Description
Enjoy a vibrant Pineapple Chicken Fried Rice featuring tender chicken thighs, sweet pineapple, and colorful vegetables, all tossed with fragrant jasmine rice and a savory sauce. This dish is perfect for a quick weeknight dinner or a fun family meal!
Ingredients
Scale
- 2 cups of jasmine rice
- 1 pound of boneless, skinless chicken thighs, cut into bite-sized pieces
- 1 medium pineapple, peeled, cored, and diced
- 1 red bell pepper, diced
- 1 cup of frozen peas
- 3 tablespoons of soy sauce
- 2 tablespoons of oyster sauce
- 1 tablespoon of sesame oil
- 2 cloves of garlic, minced
- 1 tablespoon of fresh ginger, minced
- 3 green onions, chopped (for garnish)
- Salt and pepper to taste
- 2 tablespoons of vegetable oil
Instructions
- Rinse the jasmine rice under cold water until the water runs clear.
- In a medium saucepan, combine the rinsed rice with 4 cups of water and a pinch of salt. Bring to a boil over medium-high heat.
- Once boiling, reduce heat to low, cover, and simmer for 15-20 minutes until tender.
- Remove from heat and let sit covered for 5 minutes, then fluff with a fork.
- In a large skillet or wok, heat 2 tablespoons of vegetable oil over medium-high heat.
- Add the diced chicken thighs, season with salt and pepper, and cook for 5-7 minutes until browned and cooked through.
- Add minced garlic and ginger, stir-fry for 1-2 minutes until fragrant.
- Add diced red bell pepper and frozen peas to the skillet. Cook for 3-4 minutes until vegetables are tender.
- Gently fold in the diced pineapple and cook for an additional 2-3 minutes.
- In a small bowl, mix soy sauce, oyster sauce, and sesame oil.
- Pour the sauce over the chicken and vegetable mixture, stirring well to coat. Let it simmer for 2-3 minutes.
- Add the cooked jasmine rice to the skillet. Gently fold the rice into the mixture, ensuring it is well incorporated.
- Taste and adjust seasoning if necessary.
- Remove from heat and transfer to a serving platter or individual bowls.
- Garnish with chopped green onions.

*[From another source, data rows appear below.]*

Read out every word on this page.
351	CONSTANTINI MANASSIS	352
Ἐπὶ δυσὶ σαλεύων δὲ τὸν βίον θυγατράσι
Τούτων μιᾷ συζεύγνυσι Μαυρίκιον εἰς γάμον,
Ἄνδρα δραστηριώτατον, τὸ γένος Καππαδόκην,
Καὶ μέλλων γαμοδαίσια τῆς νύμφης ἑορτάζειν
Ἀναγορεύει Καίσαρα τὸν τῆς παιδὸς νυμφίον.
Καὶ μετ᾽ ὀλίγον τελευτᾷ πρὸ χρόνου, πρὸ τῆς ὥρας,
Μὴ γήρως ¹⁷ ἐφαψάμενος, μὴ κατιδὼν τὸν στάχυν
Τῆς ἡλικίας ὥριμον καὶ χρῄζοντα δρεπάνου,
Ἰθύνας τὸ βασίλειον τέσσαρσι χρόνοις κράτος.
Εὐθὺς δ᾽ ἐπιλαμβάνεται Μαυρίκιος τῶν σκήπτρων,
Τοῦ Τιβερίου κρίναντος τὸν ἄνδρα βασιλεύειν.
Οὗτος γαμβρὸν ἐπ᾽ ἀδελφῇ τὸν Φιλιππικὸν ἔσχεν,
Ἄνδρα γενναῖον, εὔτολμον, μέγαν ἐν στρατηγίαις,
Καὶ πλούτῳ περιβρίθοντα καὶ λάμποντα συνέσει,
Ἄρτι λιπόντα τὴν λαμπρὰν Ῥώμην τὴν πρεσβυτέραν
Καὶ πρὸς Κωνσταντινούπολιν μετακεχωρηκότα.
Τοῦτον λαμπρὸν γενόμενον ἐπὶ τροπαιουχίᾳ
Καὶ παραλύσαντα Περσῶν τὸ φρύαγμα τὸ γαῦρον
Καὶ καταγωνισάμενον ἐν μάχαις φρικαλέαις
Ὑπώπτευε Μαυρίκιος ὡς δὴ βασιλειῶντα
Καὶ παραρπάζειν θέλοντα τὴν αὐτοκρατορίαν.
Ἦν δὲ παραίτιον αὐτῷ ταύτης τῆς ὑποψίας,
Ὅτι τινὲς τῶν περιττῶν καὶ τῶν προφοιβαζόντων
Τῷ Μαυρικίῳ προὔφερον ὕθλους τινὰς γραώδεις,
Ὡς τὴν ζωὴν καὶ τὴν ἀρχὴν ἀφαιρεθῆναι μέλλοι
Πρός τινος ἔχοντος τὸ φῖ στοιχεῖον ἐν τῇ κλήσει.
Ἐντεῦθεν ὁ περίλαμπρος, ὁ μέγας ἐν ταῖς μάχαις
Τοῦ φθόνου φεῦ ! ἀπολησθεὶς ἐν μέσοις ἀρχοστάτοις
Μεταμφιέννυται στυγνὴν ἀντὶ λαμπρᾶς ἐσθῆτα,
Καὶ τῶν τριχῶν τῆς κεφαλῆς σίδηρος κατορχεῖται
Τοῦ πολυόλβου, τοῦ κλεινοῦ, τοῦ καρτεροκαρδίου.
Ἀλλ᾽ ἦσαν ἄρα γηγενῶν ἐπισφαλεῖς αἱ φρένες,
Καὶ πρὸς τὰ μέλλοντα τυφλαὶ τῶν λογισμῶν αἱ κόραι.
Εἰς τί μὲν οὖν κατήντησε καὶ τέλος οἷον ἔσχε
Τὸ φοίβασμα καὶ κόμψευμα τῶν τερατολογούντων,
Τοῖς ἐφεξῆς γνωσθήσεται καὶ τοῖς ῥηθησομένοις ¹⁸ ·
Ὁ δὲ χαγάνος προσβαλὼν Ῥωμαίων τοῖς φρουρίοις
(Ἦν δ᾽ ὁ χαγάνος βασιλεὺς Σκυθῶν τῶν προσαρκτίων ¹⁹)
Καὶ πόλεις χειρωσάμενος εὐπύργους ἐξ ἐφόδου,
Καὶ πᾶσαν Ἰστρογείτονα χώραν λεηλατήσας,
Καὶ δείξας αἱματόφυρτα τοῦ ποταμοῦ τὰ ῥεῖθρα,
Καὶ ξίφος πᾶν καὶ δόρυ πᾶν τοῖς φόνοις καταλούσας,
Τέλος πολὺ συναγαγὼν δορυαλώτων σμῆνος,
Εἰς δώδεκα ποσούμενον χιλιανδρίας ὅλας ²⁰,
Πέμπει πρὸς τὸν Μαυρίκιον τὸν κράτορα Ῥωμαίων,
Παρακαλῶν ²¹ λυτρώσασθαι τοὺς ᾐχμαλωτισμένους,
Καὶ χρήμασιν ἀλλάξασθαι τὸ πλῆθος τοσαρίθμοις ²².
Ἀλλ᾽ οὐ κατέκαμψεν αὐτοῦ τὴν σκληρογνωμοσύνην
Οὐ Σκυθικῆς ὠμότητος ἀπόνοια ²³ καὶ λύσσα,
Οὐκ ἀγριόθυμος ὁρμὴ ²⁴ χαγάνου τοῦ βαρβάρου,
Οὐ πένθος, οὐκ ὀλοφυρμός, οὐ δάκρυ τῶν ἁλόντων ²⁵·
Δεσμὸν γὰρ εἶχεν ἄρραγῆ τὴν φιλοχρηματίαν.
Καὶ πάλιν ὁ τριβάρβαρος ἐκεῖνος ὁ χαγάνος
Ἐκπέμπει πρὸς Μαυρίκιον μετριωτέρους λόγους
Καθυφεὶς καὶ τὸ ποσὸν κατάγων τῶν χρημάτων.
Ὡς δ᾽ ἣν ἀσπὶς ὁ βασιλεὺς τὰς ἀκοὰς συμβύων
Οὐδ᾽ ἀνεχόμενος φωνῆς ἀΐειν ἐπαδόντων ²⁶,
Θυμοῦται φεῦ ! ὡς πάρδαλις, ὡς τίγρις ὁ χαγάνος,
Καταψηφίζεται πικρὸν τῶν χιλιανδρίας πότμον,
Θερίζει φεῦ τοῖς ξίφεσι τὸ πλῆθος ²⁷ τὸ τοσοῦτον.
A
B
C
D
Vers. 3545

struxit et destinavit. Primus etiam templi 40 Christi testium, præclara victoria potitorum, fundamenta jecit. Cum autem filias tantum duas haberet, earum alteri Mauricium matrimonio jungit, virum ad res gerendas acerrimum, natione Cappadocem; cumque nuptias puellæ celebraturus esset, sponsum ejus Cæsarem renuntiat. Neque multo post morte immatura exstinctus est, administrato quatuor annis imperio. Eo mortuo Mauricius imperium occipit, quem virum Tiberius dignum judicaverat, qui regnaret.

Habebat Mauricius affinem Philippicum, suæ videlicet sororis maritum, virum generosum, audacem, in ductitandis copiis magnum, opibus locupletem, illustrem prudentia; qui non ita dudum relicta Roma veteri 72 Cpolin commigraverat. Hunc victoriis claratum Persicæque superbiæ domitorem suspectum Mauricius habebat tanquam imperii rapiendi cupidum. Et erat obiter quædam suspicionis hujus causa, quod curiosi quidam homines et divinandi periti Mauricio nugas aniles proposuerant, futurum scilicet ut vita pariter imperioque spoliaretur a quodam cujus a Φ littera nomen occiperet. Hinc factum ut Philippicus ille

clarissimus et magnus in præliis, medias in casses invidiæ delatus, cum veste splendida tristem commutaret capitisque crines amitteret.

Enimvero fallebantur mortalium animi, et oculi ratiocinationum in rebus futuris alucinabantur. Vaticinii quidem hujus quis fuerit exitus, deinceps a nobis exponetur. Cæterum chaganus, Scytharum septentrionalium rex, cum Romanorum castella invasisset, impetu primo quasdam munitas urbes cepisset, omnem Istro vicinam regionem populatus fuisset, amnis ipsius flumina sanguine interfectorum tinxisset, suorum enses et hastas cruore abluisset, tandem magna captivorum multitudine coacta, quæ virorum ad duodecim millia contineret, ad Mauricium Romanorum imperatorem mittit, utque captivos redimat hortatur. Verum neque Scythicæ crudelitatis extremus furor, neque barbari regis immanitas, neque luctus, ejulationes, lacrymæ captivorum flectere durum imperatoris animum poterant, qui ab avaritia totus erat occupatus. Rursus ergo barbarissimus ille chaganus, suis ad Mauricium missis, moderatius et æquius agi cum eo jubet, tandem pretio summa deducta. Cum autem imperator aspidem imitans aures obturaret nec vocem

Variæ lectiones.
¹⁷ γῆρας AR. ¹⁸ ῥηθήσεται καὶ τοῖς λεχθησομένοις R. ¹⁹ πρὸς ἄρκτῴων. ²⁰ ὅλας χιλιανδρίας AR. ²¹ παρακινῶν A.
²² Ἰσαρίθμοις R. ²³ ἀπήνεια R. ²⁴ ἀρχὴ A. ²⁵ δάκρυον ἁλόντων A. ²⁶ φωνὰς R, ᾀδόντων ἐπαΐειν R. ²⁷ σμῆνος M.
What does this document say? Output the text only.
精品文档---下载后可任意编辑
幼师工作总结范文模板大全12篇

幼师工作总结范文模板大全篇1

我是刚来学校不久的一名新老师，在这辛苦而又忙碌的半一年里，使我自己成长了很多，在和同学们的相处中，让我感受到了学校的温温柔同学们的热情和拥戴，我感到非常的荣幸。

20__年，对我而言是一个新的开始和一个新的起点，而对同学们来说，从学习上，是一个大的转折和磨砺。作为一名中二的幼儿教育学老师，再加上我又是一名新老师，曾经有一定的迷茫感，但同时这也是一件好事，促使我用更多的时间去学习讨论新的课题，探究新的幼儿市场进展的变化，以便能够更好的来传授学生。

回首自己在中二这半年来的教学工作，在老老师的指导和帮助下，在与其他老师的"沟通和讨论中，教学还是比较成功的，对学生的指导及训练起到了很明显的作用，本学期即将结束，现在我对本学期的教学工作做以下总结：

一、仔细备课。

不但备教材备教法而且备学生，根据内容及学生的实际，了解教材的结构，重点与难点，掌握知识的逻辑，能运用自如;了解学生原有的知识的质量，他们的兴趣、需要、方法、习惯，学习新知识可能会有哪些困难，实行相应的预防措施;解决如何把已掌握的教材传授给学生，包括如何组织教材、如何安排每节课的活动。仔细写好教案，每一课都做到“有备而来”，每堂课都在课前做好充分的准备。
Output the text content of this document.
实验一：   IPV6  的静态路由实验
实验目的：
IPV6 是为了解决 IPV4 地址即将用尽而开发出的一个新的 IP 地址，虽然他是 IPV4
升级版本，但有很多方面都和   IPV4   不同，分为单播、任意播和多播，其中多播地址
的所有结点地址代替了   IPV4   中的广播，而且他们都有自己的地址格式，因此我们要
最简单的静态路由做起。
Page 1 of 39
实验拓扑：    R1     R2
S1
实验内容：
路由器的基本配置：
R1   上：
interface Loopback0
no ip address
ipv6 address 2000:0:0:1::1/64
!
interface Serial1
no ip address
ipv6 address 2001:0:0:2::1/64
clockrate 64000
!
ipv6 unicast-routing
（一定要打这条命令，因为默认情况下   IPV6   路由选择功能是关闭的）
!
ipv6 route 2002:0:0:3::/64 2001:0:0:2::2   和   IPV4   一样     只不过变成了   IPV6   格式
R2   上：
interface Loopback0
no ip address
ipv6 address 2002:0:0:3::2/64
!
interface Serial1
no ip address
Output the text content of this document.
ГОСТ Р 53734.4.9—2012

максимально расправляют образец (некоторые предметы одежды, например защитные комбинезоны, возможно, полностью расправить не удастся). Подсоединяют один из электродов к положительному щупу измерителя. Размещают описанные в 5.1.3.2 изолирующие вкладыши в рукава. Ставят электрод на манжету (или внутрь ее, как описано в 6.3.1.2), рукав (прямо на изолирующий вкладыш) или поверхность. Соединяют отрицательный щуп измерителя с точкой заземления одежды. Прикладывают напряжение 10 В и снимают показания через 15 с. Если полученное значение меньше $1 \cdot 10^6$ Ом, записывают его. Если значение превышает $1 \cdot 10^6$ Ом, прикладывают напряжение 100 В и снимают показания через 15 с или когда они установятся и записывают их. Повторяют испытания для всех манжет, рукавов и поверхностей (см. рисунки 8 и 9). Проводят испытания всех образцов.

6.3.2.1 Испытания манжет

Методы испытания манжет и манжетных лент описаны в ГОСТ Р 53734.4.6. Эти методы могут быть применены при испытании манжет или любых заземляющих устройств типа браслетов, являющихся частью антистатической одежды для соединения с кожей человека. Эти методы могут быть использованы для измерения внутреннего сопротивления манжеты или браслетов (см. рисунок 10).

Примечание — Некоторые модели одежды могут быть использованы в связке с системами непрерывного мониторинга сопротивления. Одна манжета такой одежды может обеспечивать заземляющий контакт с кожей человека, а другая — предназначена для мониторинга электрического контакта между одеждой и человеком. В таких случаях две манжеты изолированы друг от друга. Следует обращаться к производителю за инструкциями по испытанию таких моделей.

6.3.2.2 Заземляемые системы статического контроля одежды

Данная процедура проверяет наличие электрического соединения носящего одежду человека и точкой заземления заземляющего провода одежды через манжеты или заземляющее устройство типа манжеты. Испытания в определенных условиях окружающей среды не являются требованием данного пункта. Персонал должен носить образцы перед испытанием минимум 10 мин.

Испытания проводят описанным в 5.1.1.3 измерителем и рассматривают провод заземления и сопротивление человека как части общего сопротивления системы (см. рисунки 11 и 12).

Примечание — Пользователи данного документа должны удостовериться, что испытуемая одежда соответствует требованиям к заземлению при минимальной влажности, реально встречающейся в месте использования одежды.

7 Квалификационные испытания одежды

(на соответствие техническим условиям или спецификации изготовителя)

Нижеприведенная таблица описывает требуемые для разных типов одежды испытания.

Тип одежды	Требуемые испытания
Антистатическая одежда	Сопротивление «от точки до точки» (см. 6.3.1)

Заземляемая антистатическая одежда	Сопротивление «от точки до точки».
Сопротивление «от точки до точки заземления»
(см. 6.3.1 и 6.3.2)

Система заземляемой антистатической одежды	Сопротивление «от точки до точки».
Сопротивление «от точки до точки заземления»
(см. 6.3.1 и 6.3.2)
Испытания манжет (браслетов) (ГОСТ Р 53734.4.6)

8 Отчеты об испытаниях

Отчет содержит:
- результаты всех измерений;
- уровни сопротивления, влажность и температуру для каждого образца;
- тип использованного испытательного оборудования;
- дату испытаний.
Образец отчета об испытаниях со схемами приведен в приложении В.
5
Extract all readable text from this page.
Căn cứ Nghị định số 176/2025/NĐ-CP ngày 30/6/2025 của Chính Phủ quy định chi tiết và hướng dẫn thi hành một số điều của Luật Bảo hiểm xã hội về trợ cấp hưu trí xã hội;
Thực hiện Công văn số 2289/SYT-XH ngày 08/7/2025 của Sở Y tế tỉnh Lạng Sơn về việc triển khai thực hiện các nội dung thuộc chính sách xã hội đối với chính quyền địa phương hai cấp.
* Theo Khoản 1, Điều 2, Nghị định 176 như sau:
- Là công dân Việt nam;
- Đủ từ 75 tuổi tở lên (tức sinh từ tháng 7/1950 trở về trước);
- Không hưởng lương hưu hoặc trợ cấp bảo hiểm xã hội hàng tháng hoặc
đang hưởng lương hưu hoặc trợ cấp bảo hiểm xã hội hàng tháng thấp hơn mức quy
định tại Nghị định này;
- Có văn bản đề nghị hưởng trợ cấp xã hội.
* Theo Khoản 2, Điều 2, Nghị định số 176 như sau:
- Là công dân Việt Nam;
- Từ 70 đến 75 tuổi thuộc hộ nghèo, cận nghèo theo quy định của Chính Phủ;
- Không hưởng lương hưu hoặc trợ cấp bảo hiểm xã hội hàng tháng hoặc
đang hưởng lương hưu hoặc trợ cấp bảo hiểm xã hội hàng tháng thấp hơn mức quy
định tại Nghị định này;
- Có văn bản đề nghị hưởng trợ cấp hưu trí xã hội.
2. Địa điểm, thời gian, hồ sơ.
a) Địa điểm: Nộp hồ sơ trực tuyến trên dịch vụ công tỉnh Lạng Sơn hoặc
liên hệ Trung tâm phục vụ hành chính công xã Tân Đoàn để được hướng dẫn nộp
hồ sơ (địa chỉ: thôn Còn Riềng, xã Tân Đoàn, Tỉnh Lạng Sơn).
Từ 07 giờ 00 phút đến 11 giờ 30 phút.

Serve immediately, optionally with extra soy sauce or chili sauce.
Notes
- For added flavor, consider marinating the chicken in soy sauce and ginger for 30 minutes before cooking.
- Feel free to customize the vegetables based on your preference or what you have on hand.
- This dish is best enjoyed fresh but can be stored in the refrigerator for up to 3 days.